The Internal Revenue Service needs to take action to resolve millions of dollars in so-called “frozen credit accounts” that are effectively in a state of limbo, preventing some taxpayers from receiving their tax refunds, according to a new government report.
The report, from the Treasury Inspector General for Tax Administration, examines the accounts, which require special handling or await the occurrence of a pending future event. The IRS’s computer system uses special coding to identity these types of accounts. These situations are commonly referred to as freeze conditions.
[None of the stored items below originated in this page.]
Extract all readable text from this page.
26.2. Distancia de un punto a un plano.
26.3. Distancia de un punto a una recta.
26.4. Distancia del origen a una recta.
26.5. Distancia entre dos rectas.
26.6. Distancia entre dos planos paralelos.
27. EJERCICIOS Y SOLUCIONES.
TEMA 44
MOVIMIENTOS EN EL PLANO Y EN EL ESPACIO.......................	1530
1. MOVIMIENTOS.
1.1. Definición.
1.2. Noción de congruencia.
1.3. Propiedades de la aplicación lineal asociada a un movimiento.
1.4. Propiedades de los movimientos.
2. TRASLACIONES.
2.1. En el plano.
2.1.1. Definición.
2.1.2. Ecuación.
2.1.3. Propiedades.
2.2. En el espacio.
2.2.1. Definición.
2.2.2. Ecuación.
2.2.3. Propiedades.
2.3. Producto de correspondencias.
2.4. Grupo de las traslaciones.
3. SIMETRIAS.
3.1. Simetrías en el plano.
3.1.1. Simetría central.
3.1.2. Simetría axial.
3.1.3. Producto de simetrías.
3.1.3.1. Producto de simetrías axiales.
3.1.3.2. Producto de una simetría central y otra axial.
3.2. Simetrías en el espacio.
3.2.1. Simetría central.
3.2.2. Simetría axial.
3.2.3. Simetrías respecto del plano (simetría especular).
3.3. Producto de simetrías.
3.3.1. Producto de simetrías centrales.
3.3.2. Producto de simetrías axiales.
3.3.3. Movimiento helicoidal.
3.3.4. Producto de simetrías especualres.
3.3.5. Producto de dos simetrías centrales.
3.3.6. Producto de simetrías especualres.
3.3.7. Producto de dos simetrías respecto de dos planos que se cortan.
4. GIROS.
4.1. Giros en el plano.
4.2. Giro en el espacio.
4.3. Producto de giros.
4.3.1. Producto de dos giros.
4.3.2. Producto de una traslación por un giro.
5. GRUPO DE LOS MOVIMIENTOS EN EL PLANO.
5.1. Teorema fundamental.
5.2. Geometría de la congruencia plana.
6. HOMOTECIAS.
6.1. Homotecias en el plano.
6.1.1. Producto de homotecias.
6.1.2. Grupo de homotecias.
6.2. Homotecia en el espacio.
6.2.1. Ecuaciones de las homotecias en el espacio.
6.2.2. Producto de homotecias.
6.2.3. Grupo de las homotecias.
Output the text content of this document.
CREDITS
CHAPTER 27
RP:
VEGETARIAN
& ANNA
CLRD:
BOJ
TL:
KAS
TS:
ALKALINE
Taxpayer accounts in “credit” status (in which payments exceed assessments), and also coded with at least one freeze condition, are commonly referred to as frozen credit accounts.
If the freeze conditions are not adequately identified and resolved, TIGTA noted, IRS processing of taxpayer frozen credit accounts can be delayed and taxpayers can be adversely affected by delayed refunds or payments not applied to the proper tax modules.
Frozen credit accounts that are not adequately identified and resolved could also lead to barred assessments, collections and refunds due to the expiration of the applicable statute of limitations; unnecessary payment of additional interest to taxpayers for not issuing applicable refunds on a timely basis; or taxpayer burden if the delayed refunds or payments not applied to the proper tax module affect a taxpayer’s ability to meet their financial obligations.
The IRS has procedural requirements and standardized systemic checks in place to identify and resolve most frozen credit accounts. In addition, the IRS has conducted research projects to help identify ways to improve the processing of these accounts. However, TIGTA’s review found that further IRS actions are still needed to resolve some frozen credit accounts and some IRS computer systems need modifications to better reflect current procedures.
By reviewing samples of three different frozen credit conditions, TIGTA identified 156 individual tax modules with credits of $46.4 million and 128 business tax modules with credits of almost $1.6 billion for which the IRS did not take actions that could have resolved the credit tax modules sooner.
“By improving adherence to its processing procedures and making improvements to certain computer systems, the IRS can minimize resolution delays for many frozen credit accounts,” said TIGTA Inspector General J. Russell George in a statement.
TIGTA made 10 recommendations for the IRS to re-emphasize its existing procedures, establish and enforce new procedures, and make improvements to its computer systems. In response, IRS management agreed with nine of the 10 recommendations and plans to take appropriate corrective actions. However, IRS management stated that, due to resource constraints, they will not take corrective actions for two of the agreed recommendations related to improving computer systems. For the one disagreed recommendation, IRS management said it believes the current process will ensure that credits are properly resolved within the Offshore Voluntary Disclosure Program. TIGTA contended that it continues to believe that the IRS remains at risk for not resolving frozen credits in taxpayer accounts by not implementing all of the recommendations.
“As you acknowledge in your report, we have detailed procedures and standardized systemic checks to identify and resolve the conditions leading to a frozen credit in a taxpayer’s account,” wrote Karen Schiller, commissioner of the IRS’s Small Business/Self-Employed Division. “Most special conditions are resolved within a few months. And, as you also note in your report, we have initiated research projects to help identify ways to improve frozen credit processing. These projects have resulted in several recommendations, many of which we have implemented with the goal of returning frozen credit accounts to the normal compliance process and providing taxpayer refunds, when appropriate, in a more timely and efficient manner. However, you found that further action is needed to resolve some accounts with frozen credit condition and recommended we take several actions to improve our performance in resolving these accounts. We agree that there are additional actions we can take.”